For this portion of the problem, show that $\displaystyle \ \displaystyle\lim_{h\to 0} \ \dfrac{a^h \ - \ 1}{h} \ = \ ln(a). \ \ \ \ \ \ \ \$ (There are appropriate restrictions on a.)

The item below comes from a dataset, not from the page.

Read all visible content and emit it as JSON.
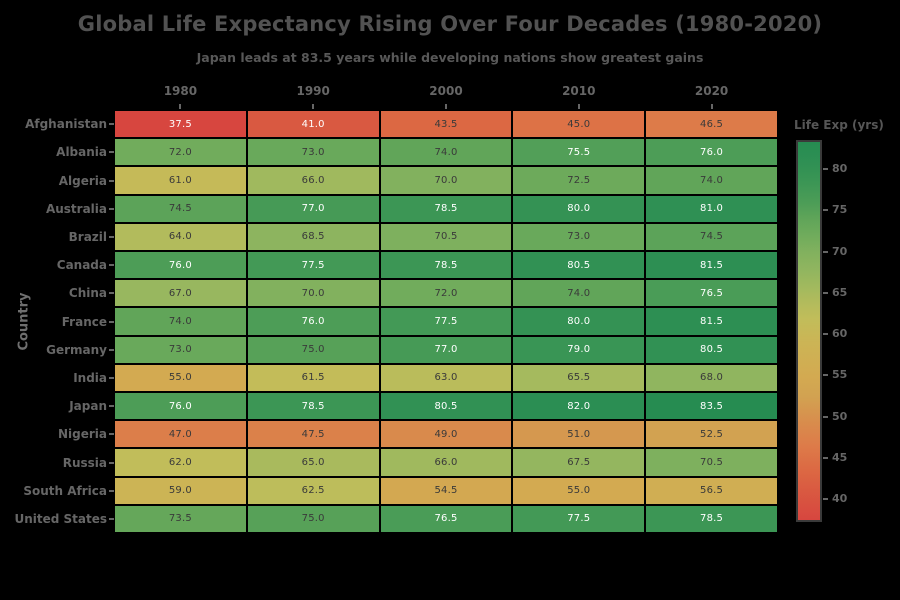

$\displaystyle \displaystyle\lim_{h\to 0} \ \dfrac{\bigg( 1 \ + \ h*ln(a) \ + \ \dfrac{[h*ln(a)]^2}{2!} \ + \ \dfrac{[h*ln(a)]^3}{3!} \ + \ \dfrac{[h*ln(a)]^4}{4!} \ + \ ... \ \bigg) \ - \ 1 \ }{h} \ =$





$\displaystyle \displaystyle\lim_{h\to 0} \ \dfrac{ \ h*ln(a) \ + \ \dfrac{[h*ln(a)]^2}{2!} \ + \ \dfrac{[h*ln(a)]^3}{3!} \ + \ \dfrac{[h*ln(a)]^4}{4!} \ + \ ... \ \ }{h} \ =$



$\displaystyle \displaystyle\lim_{h\to 0} \ \dfrac{ \ h*ln(a) \ + \ \dfrac{h^2*[ln(a)]^2}{2!} \ + \ \dfrac{h^3*[ln(a)]^3}{3!} \ + \ \dfrac{h^4*4ln(a)]^4}{4!} \ + \ ... \ \ }{h} \ =$





$\displaystyle \displaystyle\lim_{h\to 0} \ \bigg[ ln(a) \ + \ \dfrac{h*[ln(a)]^2}{2!} \ + \ \dfrac{h^2*[ln(a)]^3}{3!} \ + \ \dfrac{h^3*[ln(a)]^4}{4!} \ + \ ... \bigg] \ =$




$\displaystyle ln(a)$